The other day I was wondering whether this had unforeseen applications. I came up with a sports example that works — until it doesn’t. What if I want to select the best possible cricket team, and I have some numbers that describe how good each player is. Maybe something like this (I’m using arbitrary made-up quality numbers here):

 Player Quality Steve Smith 95.6 Brendon Brewer 1.9 Dale Steyn 90.4

We can combine the players to build a team. The combination operator (set union) is associative — combining Smith with Brewer and then adding Steyn gives the same result as combining Brewer and Steyn and then adding Smith. That’s one of the properties needed for the sum rule. The other is order, which seems plausible here. If one player is better than another, the combinations formed from the better player are better than the combinations formed from the worse player.

So we could measure the quality of the Smith-Brewer-Steyn team by doing addition, getting the result 95.6 + 1.9 + 90.4 = 187.9. The theory would work, for example, by showing that taking me out of a team and putting in virtually anyone else who’s even played cricket at high school level will result in a better team.

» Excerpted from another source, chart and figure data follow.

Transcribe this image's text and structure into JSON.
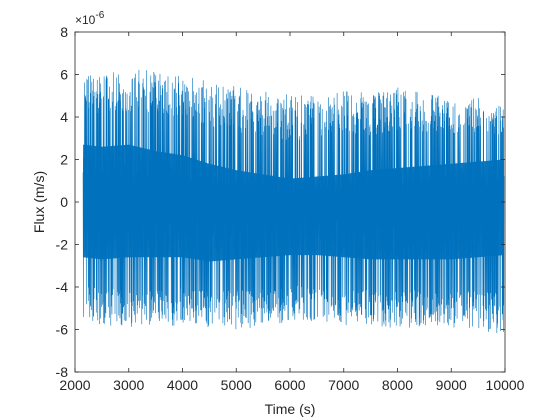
{
  "chart_data": {
    "type": "line",
    "title": "",
    "xlabel": "Time (s)",
    "ylabel": "Flux (m/s)",
    "xlim": [
      2000,
      10000
    ],
    "ylim": [
      -8e-06,
      8e-06
    ],
    "x_ticks": [
      2000,
      3000,
      4000,
      5000,
      6000,
      7000,
      8000,
      9000,
      10000
    ],
    "x_tick_labels": [
      "2000",
      "3000",
      "4000",
      "5000",
      "6000",
      "7000",
      "8000",
      "9000",
      "10000"
    ],
    "y_ticks": [
      -8e-06,
      -6e-06,
      -4e-06,
      -2e-06,
      0,
      2e-06,
      4e-06,
      6e-06,
      8e-06
    ],
    "y_tick_labels": [
      "-8",
      "-6",
      "-4",
      "-2",
      "0",
      "2",
      "4",
      "6",
      "8"
    ],
    "y_exponent_prefix": "×10",
    "y_exponent_power": "-6",
    "grid": false,
    "legend": "none",
    "series": [
      {
        "color": "#0072BD",
        "x_start": 2150,
        "x_end": 9980,
        "envelope_x": [
          2150,
          2500,
          3000,
          3500,
          4000,
          4500,
          5000,
          5500,
          6000,
          6500,
          7000,
          7500,
          8000,
          8500,
          9000,
          9500,
          9980
        ],
        "envelope_upper": [
          6e-06,
          6.1e-06,
          6.2e-06,
          6.3e-06,
          6e-06,
          5.8e-06,
          5.5e-06,
          5.2e-06,
          5.1e-06,
          5e-06,
          5.3e-06,
          5.1e-06,
          5.4e-06,
          5.1e-06,
          5e-06,
          4.9e-06,
          4.6e-06
        ],
        "envelope_lower": [
          -5.6e-06,
          -5.8e-06,
          -5.9e-06,
          -6e-06,
          -5.8e-06,
          -5.9e-06,
          -6e-06,
          -5.9e-06,
          -5.6e-06,
          -5.6e-06,
          -5.8e-06,
          -5.9e-06,
          -6e-06,
          -5.9e-06,
          -5.9e-06,
          -6e-06,
          -6.4e-06
        ],
        "dense_band_upper": [
          2.7e-06,
          2.6e-06,
          2.7e-06,
          2.4e-06,
          2.2e-06,
          1.8e-06,
          1.5e-06,
          1.3e-06,
          1.1e-06,
          1.2e-06,
          1.3e-06,
          1.5e-06,
          1.6e-06,
          1.7e-06,
          1.8e-06,
          1.9e-06,
          2e-06
        ],
        "dense_band_lower": [
          -2.6e-06,
          -2.7e-06,
          -2.6e-06,
          -2.6e-06,
          -2.6e-06,
          -2.8e-06,
          -2.7e-06,
          -2.6e-06,
          -2.5e-06,
          -2.5e-06,
          -2.6e-06,
          -2.7e-06,
          -2.7e-06,
          -2.7e-06,
          -2.7e-06,
          -2.6e-06,
          -2.5e-06
        ]
      }
    ]
  }
}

But the addition theory of team selection breaks down eventually. Consider, say, a team composed of 11 Glenn McGrath clones, each with a quality of 93. The total team quality would be 1023. He was among the best of all time at bowling, but was bad at batting. This team would also score about 80 runs per innings and lose most matches as a result. Why doesn’t the theory work? The associative property still holds. It must be order that breaks down. And it does.

Let $x = \{\textnormal{McGrath}_1, ... \textnormal{McGrath}_8\}$ be a partial cricket team composed of 8 McGrath clones. We could combine $x$ with yet another McGrath clone. Or we could combine it with an okay batsman with a quality of 50. The order property says that since McGrath is higher quality than the okay batsman,

$m(\textnormal{McGrath}_i) > m(\textnormal{OkayBatsman})$

it should always be better to select yet another McGrath clone than it is to select an okay batsman

$m(x \vee \textnormal{McGrath}_i) > m(x \vee \textnormal{OkayBatsman})$.

This is false. Associativity but no order implies no sum rule. When you don’t have to worry about the balance of the team, the order property is more true, and so you’d have sum rule behaviour at the beginning of the selection process, but it breaks down as you select more and more players.